Chapter 23

16.5K 875 16
                                    

Aku keluar dari ruang rias wanita menemui Heru yang juga menjadi penerima tamu di acara pernikahan Adya. Dia terlihat sangat gagah khas pria Jawa dengan beskap yang membalut tubuhnya, tidak ada aura kelelahan sama sekali padahal ia baru saja landing dari Dubai dua jam lalu. Dia tersenyum melihatku yang berbalut kebaya kutubaru warna hijau muda, nampak menahan tawanya karena melihatku kesulitan berjalan dengan kain.

"Hai, Mas..." Ya, aku mulai membiasakan memanggilnya Mas supaya tidak terkesan kaku sekali jika hanya memanggil nama.

"Saya suka dengar kamu panggil saya 'Mas', kedengarannya kok beda ya kalau kamu yang panggil, seperti ada rasa cintanya gitu" goda Heru.

"Ihh.. Kamu tuh, saya lagi usaha nih biar ada manis-manisnya.. malah diledek.."

"Memang kamu kurang manis apa lagi? Kue spesial buatan kamu buat Ibu saja kalah manis kok dibanding wajahmu"

"Kue buat Ibu kan less sugar!!"

"Tapi manisnya kamu gak less kok buatku."

"Ini apa-apaan sih, pulang dari Dubai langsung gombal gini hahaha!"

"Sepertinya bukan karena Dubai, saya terpesona lihat kamu pakai kebaya begitu. Cantik. Saya gak sanggup ngebayangin secantik apa nanti kamu saat pakai kebaya pernikahan kalau sekarang saja sudah mempesona begini."

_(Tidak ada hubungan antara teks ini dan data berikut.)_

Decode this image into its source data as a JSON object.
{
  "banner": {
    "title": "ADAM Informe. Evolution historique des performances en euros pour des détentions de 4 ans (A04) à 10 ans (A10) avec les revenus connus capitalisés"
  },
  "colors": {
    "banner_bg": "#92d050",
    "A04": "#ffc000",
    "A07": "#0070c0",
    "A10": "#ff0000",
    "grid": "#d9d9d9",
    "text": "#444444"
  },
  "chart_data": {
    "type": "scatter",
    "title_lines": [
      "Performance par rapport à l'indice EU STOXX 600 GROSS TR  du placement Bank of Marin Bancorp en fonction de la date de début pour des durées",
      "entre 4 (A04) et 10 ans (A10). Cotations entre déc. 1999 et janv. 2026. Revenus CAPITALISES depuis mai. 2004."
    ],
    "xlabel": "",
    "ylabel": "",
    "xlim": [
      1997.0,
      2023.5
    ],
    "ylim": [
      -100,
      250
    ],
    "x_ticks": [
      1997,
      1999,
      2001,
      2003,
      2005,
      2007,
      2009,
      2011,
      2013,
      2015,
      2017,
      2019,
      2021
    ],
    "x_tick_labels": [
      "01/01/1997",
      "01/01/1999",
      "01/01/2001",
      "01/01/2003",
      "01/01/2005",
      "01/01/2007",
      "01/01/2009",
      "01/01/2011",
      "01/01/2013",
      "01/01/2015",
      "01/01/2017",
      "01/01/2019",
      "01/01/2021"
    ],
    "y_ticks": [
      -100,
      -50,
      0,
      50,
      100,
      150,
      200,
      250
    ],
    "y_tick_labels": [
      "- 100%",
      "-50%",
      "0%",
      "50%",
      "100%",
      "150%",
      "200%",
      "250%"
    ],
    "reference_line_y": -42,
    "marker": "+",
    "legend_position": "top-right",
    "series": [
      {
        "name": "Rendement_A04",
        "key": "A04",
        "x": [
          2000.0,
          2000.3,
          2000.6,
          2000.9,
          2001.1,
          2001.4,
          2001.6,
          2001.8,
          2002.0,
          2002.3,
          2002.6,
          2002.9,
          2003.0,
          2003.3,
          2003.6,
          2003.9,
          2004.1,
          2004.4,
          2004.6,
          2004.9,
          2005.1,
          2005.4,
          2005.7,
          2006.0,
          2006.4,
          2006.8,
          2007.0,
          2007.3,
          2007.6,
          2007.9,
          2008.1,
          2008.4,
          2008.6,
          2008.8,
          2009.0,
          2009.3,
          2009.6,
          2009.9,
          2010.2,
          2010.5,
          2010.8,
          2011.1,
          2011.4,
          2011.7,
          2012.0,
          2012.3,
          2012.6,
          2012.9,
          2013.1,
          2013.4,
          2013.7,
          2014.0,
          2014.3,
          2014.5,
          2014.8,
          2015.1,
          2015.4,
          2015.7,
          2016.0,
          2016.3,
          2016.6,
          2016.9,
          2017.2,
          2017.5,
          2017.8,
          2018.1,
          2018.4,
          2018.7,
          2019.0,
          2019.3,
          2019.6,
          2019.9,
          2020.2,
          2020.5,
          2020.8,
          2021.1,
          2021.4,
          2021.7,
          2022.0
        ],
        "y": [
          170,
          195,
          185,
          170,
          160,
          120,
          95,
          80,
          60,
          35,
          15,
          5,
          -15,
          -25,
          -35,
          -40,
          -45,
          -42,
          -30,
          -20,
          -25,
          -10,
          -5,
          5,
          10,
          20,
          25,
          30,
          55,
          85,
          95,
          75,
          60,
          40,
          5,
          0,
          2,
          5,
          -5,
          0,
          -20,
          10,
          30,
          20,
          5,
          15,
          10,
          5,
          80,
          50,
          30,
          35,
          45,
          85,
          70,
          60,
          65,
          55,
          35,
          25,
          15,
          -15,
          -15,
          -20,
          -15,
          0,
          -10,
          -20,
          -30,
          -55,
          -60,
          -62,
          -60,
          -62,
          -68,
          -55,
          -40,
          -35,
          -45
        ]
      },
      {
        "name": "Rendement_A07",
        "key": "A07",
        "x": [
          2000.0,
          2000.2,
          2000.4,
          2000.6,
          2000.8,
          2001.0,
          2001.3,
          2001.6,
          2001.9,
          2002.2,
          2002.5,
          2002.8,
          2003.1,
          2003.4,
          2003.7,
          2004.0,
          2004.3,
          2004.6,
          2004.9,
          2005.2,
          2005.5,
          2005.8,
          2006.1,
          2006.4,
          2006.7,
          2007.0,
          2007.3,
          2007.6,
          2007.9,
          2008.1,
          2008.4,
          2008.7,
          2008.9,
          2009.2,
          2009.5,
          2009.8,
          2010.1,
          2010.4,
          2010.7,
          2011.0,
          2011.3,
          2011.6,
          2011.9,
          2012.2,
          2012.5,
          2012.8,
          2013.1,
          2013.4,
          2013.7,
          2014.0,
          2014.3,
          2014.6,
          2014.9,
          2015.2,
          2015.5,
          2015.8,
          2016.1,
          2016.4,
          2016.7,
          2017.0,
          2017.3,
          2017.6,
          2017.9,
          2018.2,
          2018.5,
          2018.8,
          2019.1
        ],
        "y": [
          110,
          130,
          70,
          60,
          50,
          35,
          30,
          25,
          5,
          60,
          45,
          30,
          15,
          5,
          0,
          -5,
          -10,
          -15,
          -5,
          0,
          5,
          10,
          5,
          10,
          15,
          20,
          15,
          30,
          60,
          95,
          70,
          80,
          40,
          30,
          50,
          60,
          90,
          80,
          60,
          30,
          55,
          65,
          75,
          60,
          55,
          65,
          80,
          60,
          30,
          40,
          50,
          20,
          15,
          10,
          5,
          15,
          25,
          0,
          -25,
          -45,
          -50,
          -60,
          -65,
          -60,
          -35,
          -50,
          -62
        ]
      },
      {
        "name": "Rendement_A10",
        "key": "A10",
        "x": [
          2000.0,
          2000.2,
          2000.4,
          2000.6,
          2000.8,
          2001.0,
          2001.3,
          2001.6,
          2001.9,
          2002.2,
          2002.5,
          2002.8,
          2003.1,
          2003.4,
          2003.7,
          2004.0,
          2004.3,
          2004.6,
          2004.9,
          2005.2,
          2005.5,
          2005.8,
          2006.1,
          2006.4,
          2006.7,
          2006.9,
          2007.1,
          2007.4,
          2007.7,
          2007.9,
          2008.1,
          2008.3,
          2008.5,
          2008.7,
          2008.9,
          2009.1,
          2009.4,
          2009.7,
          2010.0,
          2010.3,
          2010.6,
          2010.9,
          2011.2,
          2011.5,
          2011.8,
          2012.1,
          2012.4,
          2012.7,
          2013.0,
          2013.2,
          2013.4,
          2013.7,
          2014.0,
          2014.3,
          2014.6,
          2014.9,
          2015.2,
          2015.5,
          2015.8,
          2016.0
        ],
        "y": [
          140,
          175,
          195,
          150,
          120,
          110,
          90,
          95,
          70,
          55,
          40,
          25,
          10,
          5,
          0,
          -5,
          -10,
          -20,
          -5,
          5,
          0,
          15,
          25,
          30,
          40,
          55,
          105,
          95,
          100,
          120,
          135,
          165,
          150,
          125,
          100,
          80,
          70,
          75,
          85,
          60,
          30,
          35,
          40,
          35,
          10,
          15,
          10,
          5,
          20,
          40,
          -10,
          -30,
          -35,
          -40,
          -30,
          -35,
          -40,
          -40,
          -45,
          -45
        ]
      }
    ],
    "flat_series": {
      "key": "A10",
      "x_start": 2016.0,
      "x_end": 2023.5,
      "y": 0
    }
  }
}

"Satu bulan lagi.. Ah...bukan.. Satu setengah bulan lagi, bayangan saya memakai kebaya pernikahan akan terpampang nyata dihadapan mata.. bukan fatamorgana.."

"Hahaha...Kamu bicaranya seperti.. siapa itu?. Rini..Rini..."

"Syahrini"

"Ah iya!! Saya gak nyangka kamu bisa punya selera humor selucu ini.. Hahaha..Rasanya, saya akan sangat menyesal kalau saya tidak pernah bertemu lagi denganmu beberapa bulan lalu.. Saya senang sekali Tuhan memberi saya kesempatan dekat dengan kamu.. Merencanakan masa depan kamu yang semoga ada saya di dalamnya nanti.."

"Lho.. masa depan saya ya masa depan kita lah! Kita kan akan menikah, jangan-jangan kamu mulai ragu ya dengan rencana pernikahan kita?"tanyaku curiga.

"Nooo... Bukan begitu Ran, sungguh! Menikah dengan kamu adalah kebahagiaan terbesar saya, baru merencanakan saja saya sudah bahagia. Kamu adalah wanita yang dengannya ingin saya habiskan hari-hari saya. Kamu adalah orang yang ingin saya lihat terakhir kali sebelum nanti Tuhan memanggil saya. Kamu.."

"Tunggu.. Kalau begitu, kamu berencana pergi lebih dulu dibanding aku?"

"Tentang umur itu rahasia Tuhan, Ran.. Saya inginnya selama mungkin bersamamu.."

"Kalau begitu, berjanjilah untuk tidak berencana pergi lebih dulu dari saya. Lindungi saya seperti seorang pria melindungi wanitanya."

"Saya tidak bisa berjanji tentang umur, Ran. Itu sudah hak mutlak Tuhan. Tapi saya berjanji akan menjaga kamu, membahagiakan kamu sampai terakhir nafas saya dihembuskan."

"Saya mau KAMU menjaga SAYA sampai akhir hidup SAYA. Saya tidak tahu apakah saya sanggup kehilangan lagi.. Jadi berjanjilah.."

"Ran.. Tanpa saya, kamu akan tetap kuat! Tapi saya tanpa kamu, mungkin saya kuat, tapi tidak akan sama.. Harapan saya, impian saya, cinta saya hilang.."

"Kalau begitu, berjanjilah untuk tidak meninggalkan saya dan tidak membiarkan saya meninggalkan kamu".

"Jika meninggalkanmu bukan karena kematian, saya berjanji tidak akan meninggalkan kamu. Tapi jika kelak kamu akan lebih berbahagia tanpa saya, saya tidak akan menahanmu."

"Jangan terdengar begitu pesimis, Mas!"

"Tidak. Saya tidak pesimis. Saya hanya ingin kamu paham secinta apa saya padamu, melepasmu adalah hal paling buruk buat saya. Tapi jika hal buruk itu membahagiakanmu, saya rela."